O conatus é um esforço.
No sentido
habitual do termo, todo esforço é uma atividade em vista de um fim: para caminhar,
é preciso um esforço, assim como para andar, deitar, falar... E mesmo
ficar mudo requer um esforço. A meditação não é um anular o esforço, ela é um tomar o máximo de consciência dele, uma
consciência também do corpo.
É preciso,
portanto, compreender da forma mais abrangente
possível essa ideia do esforço, para que assim possamos adentrar em seu rico
sentido. O fruto de uma árvore, por exemplo, é fruto de um esforço que a árvore
fez.Esse esforço para produzir algo não pode ser separado da existência da
própria árvore.O esforço para existir não é feito apenas por músculos e ossos:
ele é realizado por nosso ser inteiro, pelo corpo e pelo espírito. E mesmo os
seres que não possuem músculos e ossos também se esforçam para existir, de
acordo com o corpo e a ideia que são. O mel que a abelha secreta é fruto ou
obra de um esforço dela. O perfume que a rosa exala também é fruto do seu esforço. Por mais que a abelha se
esforçasse, ela não conseguiria produzir o mesmo fruto que a rosa produz. No
entanto, para produzir seu mel, a abelha necessita de um fruto que nasce do
esforço das rosas:o néctar, pois é se alimentando do néctar das rosas que a
abelha produz seu mel.Através do mel o néctar continua. Assim, cada ser que
existe se esforça conforme sua essência,
conforme sua maneira de ser.
Mas antes de se
esforçar para produzir o mel, a abelha se esforça para existir. Esse esforço
para existir não é separável do esforço para produzir o mel, pois a abelha não
existe sem produzir mel, assim como a rosa não existe sem produzir o néctar. Produzir
o néctar não é uma finalidade exterior à existência da rosa, dado que não se pode
separar o produto do produtor.Isso vale para a abelha e seu mel, para a rosa e
seu néctar, bem como para o homem e as
ideias que ele pensa, que também deveriam estar conectadas com o seu existir,
assim como o estão, para a abelha e as rosas, o mel e o néctar.Ao produzir o
néctar, a rosa também produz a si mesma e afirma seu conatus.Desse modo, o conatus é idêntico
à existência: todo ser que existe se esforça para continuar existindo a partir
da sua maneira de ser.
Cada ser que
existe é a expressão de um esforço para continuar existindo. Esse esforço não
é uma coisa parada ou uma medida certa que não varia. Esse esforço é um processo,
um grau. Quando comemos uma maçã,
absorvemos o conatus deste fruto para assim
fortalecer o nosso esforço próprio para existir . Há algo no esforço da maçã
que se conjuga com o nosso esforço.Por sermos finitos, nosso conatus tem o
apetite por outros conatus que o façam continuar existindo. Por sermos finitos,
vivemos nosso conatus no encontro que ele faz com os outros conatus.
Os encontros
podem ser bons ou maus: bons são os encontros nos quais fortalecemos nosso
conatus, maus são os encontros que o destroem ou o ameaçam. O
vírus, por exemplo, busca no nosso esforço para existir algo que pode favorecer
o dele. Visto a partir do mero conatus, cada ser quer apenas afirmar a si próprio
. “Bom” ou “mau” não têm valor em si mesmo, pois são os conatus que determinam
o que é bom ou mau. Bom e mau são sempre sentidos determinados por uma relação.

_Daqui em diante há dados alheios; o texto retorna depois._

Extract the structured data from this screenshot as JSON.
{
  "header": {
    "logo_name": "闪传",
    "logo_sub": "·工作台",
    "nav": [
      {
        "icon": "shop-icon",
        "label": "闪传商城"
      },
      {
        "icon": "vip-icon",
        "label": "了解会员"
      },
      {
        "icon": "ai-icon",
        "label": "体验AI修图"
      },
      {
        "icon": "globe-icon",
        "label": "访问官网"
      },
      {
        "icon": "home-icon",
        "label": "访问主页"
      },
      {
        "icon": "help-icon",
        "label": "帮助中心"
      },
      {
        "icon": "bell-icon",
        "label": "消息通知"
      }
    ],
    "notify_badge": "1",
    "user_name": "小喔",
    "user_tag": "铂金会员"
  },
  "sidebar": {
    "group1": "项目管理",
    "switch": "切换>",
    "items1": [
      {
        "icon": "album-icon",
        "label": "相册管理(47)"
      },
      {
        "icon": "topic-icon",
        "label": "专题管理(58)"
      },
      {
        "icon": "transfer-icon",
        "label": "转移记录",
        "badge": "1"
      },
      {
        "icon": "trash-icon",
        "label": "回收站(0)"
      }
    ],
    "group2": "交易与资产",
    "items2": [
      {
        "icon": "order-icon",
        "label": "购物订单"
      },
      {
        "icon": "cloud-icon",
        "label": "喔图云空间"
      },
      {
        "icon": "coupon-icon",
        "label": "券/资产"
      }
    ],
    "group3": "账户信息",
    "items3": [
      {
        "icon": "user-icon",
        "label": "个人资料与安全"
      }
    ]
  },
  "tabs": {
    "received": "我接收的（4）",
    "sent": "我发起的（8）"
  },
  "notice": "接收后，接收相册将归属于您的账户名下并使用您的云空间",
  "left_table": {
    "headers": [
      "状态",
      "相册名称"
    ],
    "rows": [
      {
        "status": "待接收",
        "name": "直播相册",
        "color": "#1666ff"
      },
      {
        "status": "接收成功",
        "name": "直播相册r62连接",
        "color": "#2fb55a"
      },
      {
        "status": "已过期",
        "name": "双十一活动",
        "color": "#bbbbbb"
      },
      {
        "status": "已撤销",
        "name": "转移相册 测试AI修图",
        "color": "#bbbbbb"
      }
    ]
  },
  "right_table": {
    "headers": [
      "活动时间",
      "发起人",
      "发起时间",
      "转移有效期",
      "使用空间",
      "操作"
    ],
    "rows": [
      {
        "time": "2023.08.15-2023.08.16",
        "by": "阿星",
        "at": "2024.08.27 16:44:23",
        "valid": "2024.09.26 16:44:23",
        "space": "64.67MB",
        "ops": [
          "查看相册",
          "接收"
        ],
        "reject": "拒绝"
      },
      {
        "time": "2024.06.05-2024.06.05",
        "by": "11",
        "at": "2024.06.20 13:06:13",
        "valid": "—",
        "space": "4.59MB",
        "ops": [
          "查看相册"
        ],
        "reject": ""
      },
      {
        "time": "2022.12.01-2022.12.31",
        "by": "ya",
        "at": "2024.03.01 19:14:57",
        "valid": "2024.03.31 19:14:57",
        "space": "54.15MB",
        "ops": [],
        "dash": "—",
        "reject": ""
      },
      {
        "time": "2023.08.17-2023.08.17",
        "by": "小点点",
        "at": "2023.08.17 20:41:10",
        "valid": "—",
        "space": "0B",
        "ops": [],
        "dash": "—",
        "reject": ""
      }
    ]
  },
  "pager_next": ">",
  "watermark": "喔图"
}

A relação de fortalecimento ou composição é boa, enquanto a relação de
enfraquecimento ou destruição é dita má.Mas o que vem primeiro é a afirmação,
não a destruição ou negação. Mesmo o
vírus quer afirmar-se. A destruição que ele nos provoca, a qual chamamos de
doença, é um efeito.É por esse motivo
que a finalidade da existência de um vírus não é nos adoecer: simplesmente o
vírus quer viver.Para cada conatus não há nenhuma autoridade a não ser ele
próprio.Ele não busca, como um fim exterior , a existência, uma vez que ele já
está na existência: o que ele quer é continuar na existência.Ele quer
afirmar-se. Todavia, além desse plano do mero conatus existe ainda outro:o da Potência.
Para Espinosa, Deus
é o infinitamente absoluto. Ab-soluto:
o que não se dissolve. Deus não possui
conatus, ele é Pura Potência de Pensar e Existir. Deus não tem nada que lhe
seja exterior. Por isso , ele não é ou possui conatus: ele é tudo,tudo é modificação dele mesmo.Por nada lhe existir
fora, Deus nunca padece. Nada o limita, nada o diminui. Nos seres finitos, muitas vezes a afirmação do conatus próprio
acarreta na destruição de um outro conatus de um ser finito diferente. A finitude é
uma determinação que vem de fora de cada ser: ela é determinada pelos outros seres finitos
quando tomados finitamente. Cada onda do oceano se destaca ao mesmo tempo em
que se individualiza ou finitiza, fato este que a leva a se chocar não contra o
oceano, mas contra a outra onda finita nascida do mesmo oceano infinito, ao qual
ambas permanecem ligadas, pois não pode existir onda sem oceano. O fato que as
faz se chocarem não é o oceano, mas suas
respectivas existências que, enquanto durarem seus respectivos conatus, farão
cada uma delas existir como onda. Cada onda possui um limite que é determinado
não pelo oceano, e sim pela outra onda que lhe existe fora.No entanto, na imanência de
cada uma existe o oceano sem limites, do qual cada onda singular é uma expressão.
O conatus é a
expressão da relação da nossa existência finita com outras existências finitas
de nós diferentes, que igualmente querem continuar existindo afirmando suas existências.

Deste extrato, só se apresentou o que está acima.